A taxing situation: Pennsylvania realty transfer taxes & oil and gas conveyances
11 March 2014
Posted by: Author: Steven M. Regan
Author: Steven M. Regan (Reed Smith LLP)
Conveying oil and gas interests in Pennsylvania raises the question as to whether the document conveying the interest is subject to realty transfer tax and, if so, how the value of the interest determined and the tax calculated. Oil and gas transactions create a variety of interests in property. An oil and gas lease creates two interests, the working interest in the minerals conveyed to the lessee (the exploration and production or E&P company), and the royalty interest reserved by the landowner. Some landowners, for estate planning or other purposes, may deed the mineral estate to a separate entity, such as a family limited partnership.
The E&P company may want to reward a landman who played an integral part in securing an oil and gas lease by granting an overriding royalty interest which, like the landowner’s royalty, is expressed as a percentage of production. Each of these interests is created or conveyed by executing and recording a document in the county land records such as an oil and gas lease, mineral deed, or conveyance of an overriding royalty interest. The Pennsylvania Realty Transfer Act (the "Act”) imposes the tax on any document or writing that transfers mineral rights, unless a statutory exemption or exclusion applies.
The tax is based on the consideration paid in a bona fide sale. In the absence of a bona fide sale, a gift for example, the interest is based on a computed value. Because oil and gas estates and interests are not separately assessed and not subject to real estate taxes, transfer taxes of oil and gas interests are not based on a computed value. As a result, in the absence of consideration in a bona fide sale, transfer taxes on documents conveying oil and gas interests are determined based on the best available evidence of monetary worth.
Oil and Gas Lease and Assignments
Oil and gas leases and lessee assignments: Oil and gas leases would ordinarily be taxable under the Act, but leases and assignments of leases for the production of oil, gas and minerals are statutorily exempt from the tax.
Assignment by the Landowner: A separate assignment of the oil and gas lease by the landowner lessor may present a problem. The Pennsylvania Department of Revenue (the "Department”) takes the position that the landowner’s royalty interest is an interest in real estate which would be subject to transfer tax. The Department’s position is contrary to a long line of cases which hold that an oil and gas lease leaves the landowner with only an interest in the royalties, which are personal property. See, e.g. Snyder Brothers, Inc. v. The Peoples Natural Gas Company, 676 A.2d 1226 (Pa. Super. 1996).

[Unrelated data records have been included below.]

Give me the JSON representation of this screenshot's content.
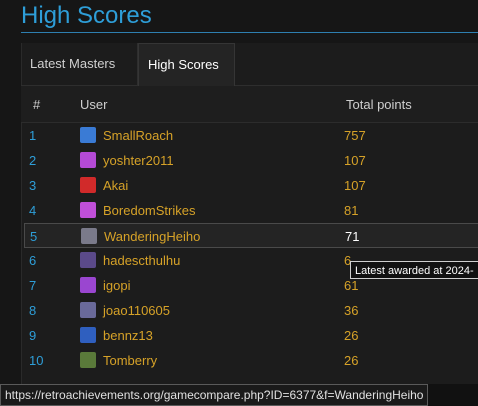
{
  "title": "High Scores",
  "tabs": [
    {
      "label": "Latest Masters",
      "active": false
    },
    {
      "label": "High Scores",
      "active": true
    }
  ],
  "columns": [
    "#",
    "User",
    "Total points"
  ],
  "rows": [
    {
      "rank": "1",
      "user": "SmallRoach",
      "points": "757",
      "avatar_color": "#3a7bd5"
    },
    {
      "rank": "2",
      "user": "yoshter2011",
      "points": "107",
      "avatar_color": "#b44ad6"
    },
    {
      "rank": "3",
      "user": "Akai",
      "points": "107",
      "avatar_color": "#d12a2a"
    },
    {
      "rank": "4",
      "user": "BoredomStrikes",
      "points": "81",
      "avatar_color": "#c04fd8"
    },
    {
      "rank": "5",
      "user": "WanderingHeiho",
      "points": "71",
      "avatar_color": "#7a7a8a"
    },
    {
      "rank": "6",
      "user": "hadescthulhu",
      "points": "6",
      "avatar_color": "#5b4a8a"
    },
    {
      "rank": "7",
      "user": "igopi",
      "points": "61",
      "avatar_color": "#9a46d0"
    },
    {
      "rank": "8",
      "user": "joao110605",
      "points": "36",
      "avatar_color": "#6a6a9a"
    },
    {
      "rank": "9",
      "user": "bennz13",
      "points": "26",
      "avatar_color": "#2f5fbf"
    },
    {
      "rank": "10",
      "user": "Tomberry",
      "points": "26",
      "avatar_color": "#5a7a3a"
    }
  ],
  "tooltip": "Latest awarded at 2024-",
  "status_url": "https://retroachievements.org/gamecompare.php?ID=6377&f=WanderingHeiho",
  "colors": {
    "accent": "#2e9ed8",
    "gold": "#d6a228"
  }
}
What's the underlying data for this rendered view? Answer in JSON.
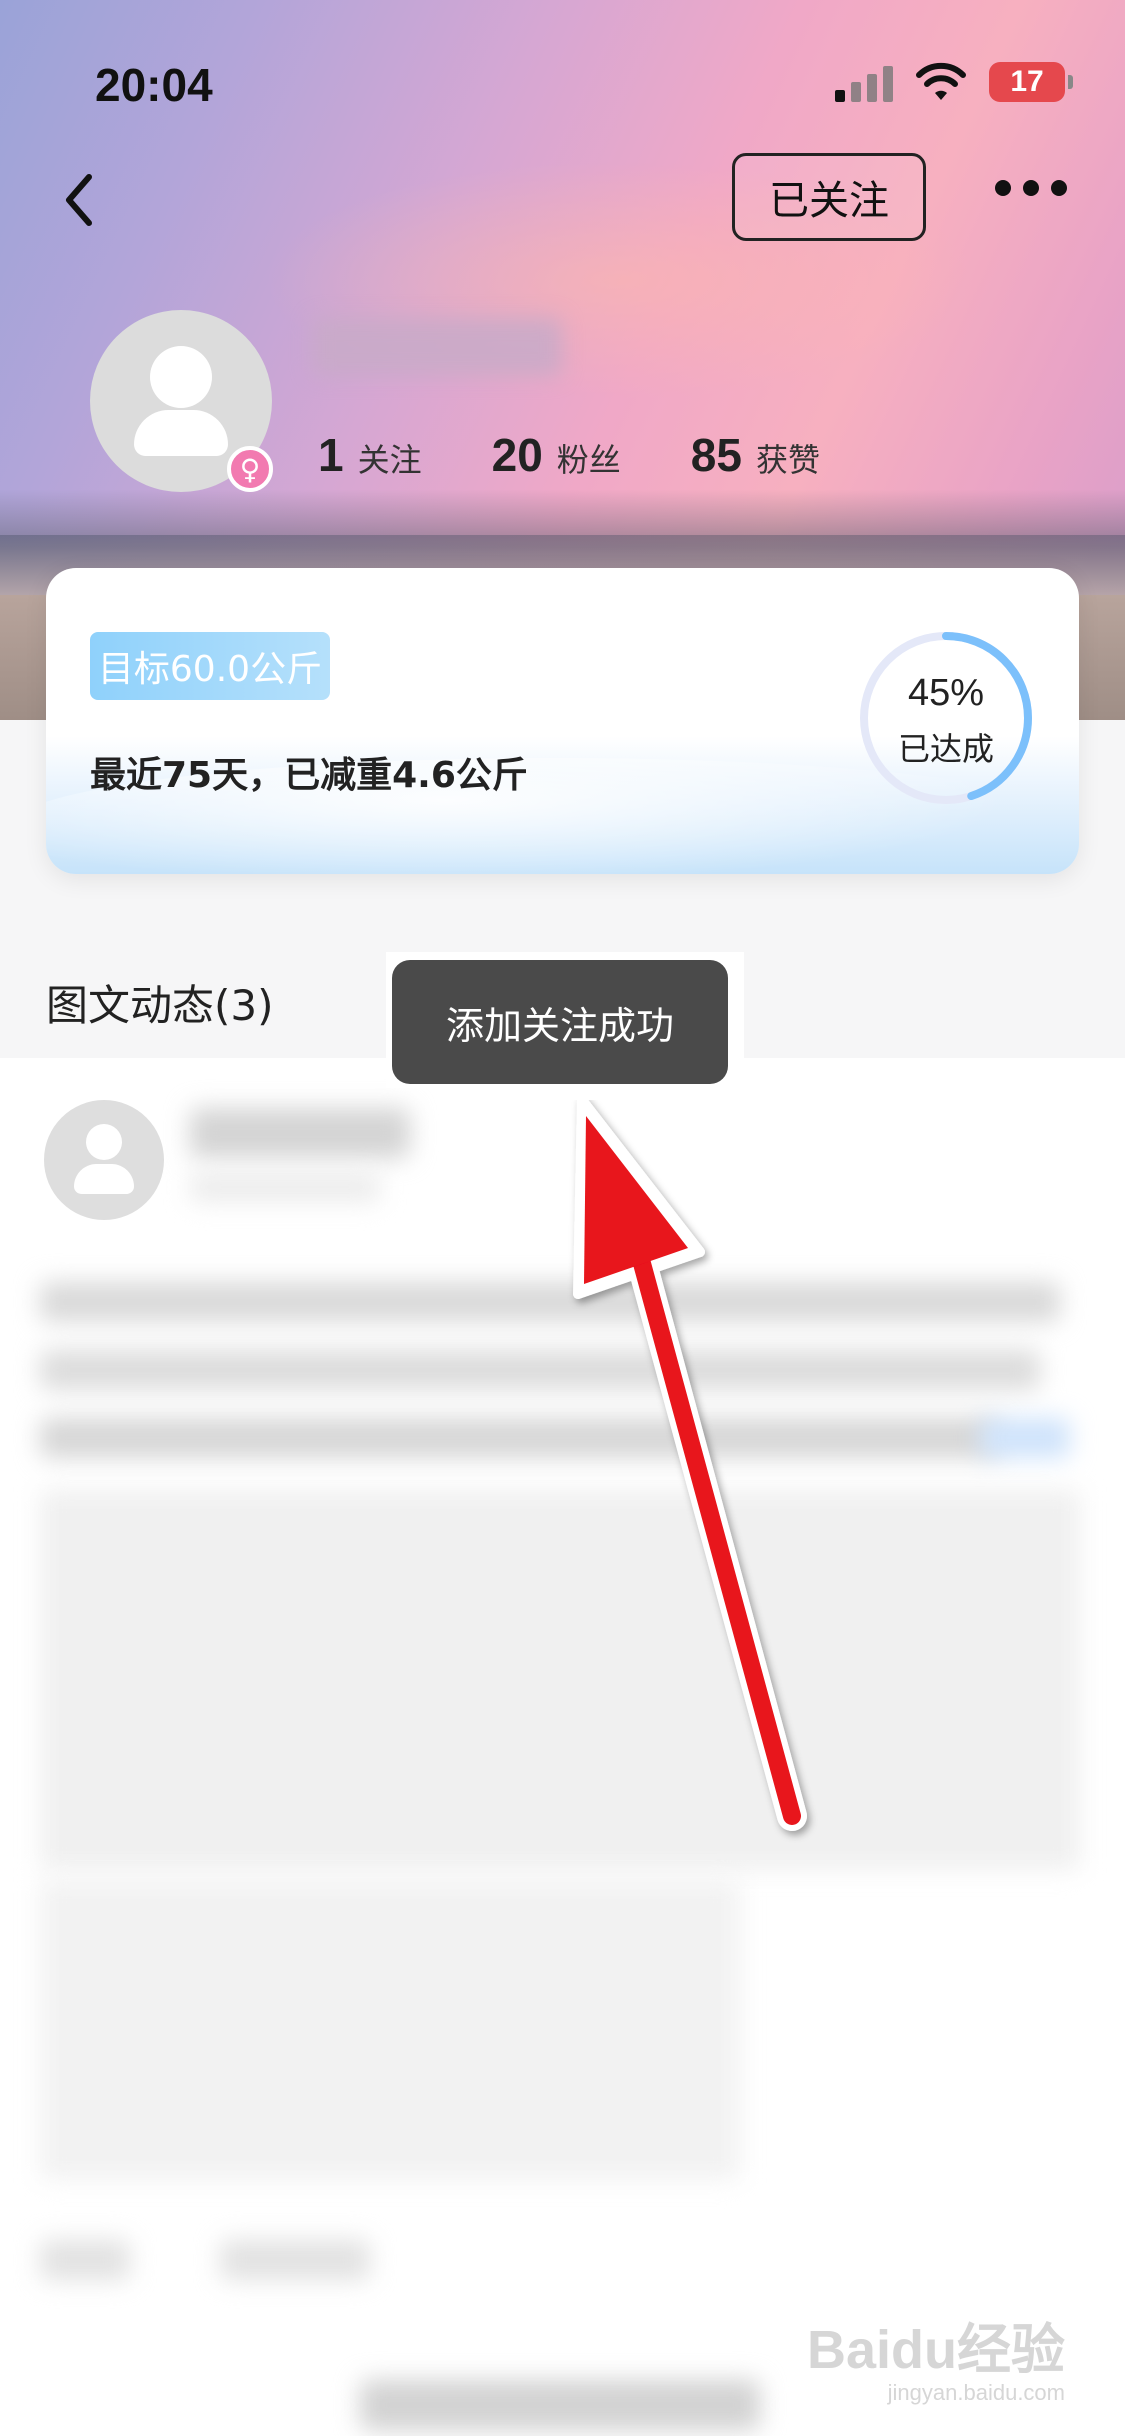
{
  "status_bar": {
    "time": "20:04",
    "battery": "17"
  },
  "nav": {
    "follow_label": "已关注"
  },
  "profile": {
    "stats": [
      {
        "value": "1",
        "label": "关注"
      },
      {
        "value": "20",
        "label": "粉丝"
      },
      {
        "value": "85",
        "label": "获赞"
      }
    ]
  },
  "goal_card": {
    "target_tag": "目标60.0公斤",
    "progress_text": "最近75天，已减重4.6公斤",
    "percent": "45%",
    "percent_value": 45,
    "percent_label": "已达成"
  },
  "section": {
    "title": "图文动态(3)"
  },
  "toast": {
    "message": "添加关注成功"
  },
  "watermark": {
    "brand": "Baidu经验",
    "url": "jingyan.baidu.com"
  },
  "colors": {
    "accent_blue": "#7cc0fb",
    "annotation_arrow": "#e8121b",
    "toast_bg": "#4a4a4a"
  }
}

A deed conveying all or any part of the subsurface mineral estate is subject to Pennsylvania transfer tax.
If no sale occurred, the tax is based on the actual monetary worth of the estate or interest determined by the best available evidence. Applicable transfer tax regulations require that the value of real estate shall be determined by an appraisal only when (a) the real estate was transferred by deed in lieu of foreclosure, or (b) the conveyance was not subject of a bona fide sale and is not separately assessed for local real estate tax purposes.
Conveyance and Assignment of an Overriding Royalty Interest. Whether transfer tax applies becomes an interesting question when one considers a conveyance or assignment of an overriding royalty interest. An overriding royalty interest is an interest in real estate. As such, a document transferring an overriding royalty interest is subject to the tax. Whether the tax is actually due and how it is calculated depends on whether the property is leased and producing. The Department’s Inheritance Tax Bulletin 2102-01 provides that the value of an oil and gas interest is determined as follows:
For leased and producing properties: value at an amount equal to any amounts received that were attributable to actual production of the natural gas interests at issue during the prior 12 months multiplied by two.
For leased, non-producing properties: interests shall be reported at a value of zero (hence, no tax) unless, at the time of the conveyance, the properties were part of a contractual arrangement whereby the properties generated fixed future payments, in which case the natural gas rights shall be calculated by reducing the fixed future payments to present value using established IRS actuarial tables found in IRS publication 1457 Actuarial Values Table B, Section 3 Annuity, income and remainder interests for a term certain.
For non-leased, non-producing properties: the interests are reported at a zero value and no tax is due.
While the Department’s Inheritance Tax Bulletin addresses the taxable value of natural gas for inheritance tax purposes, the Department’s Realty Transfer Tax and Personal Income Tax Bulletin 2012-04 states that the Department may, in its discretion, accept other credible evidence of the value of mineral rights such as the methods described in the Inheritance Tax Bulletin. The various means by which a natural gas interest may be conveyed may result in transfer taxes. It is important to first determine whether the interest being conveyed is an interest in real estate. Then, if no exemption applies, assemble credible evidence of value that the Department may accept or that the Act and its regulations may require.
This article first appeared on lexology.com.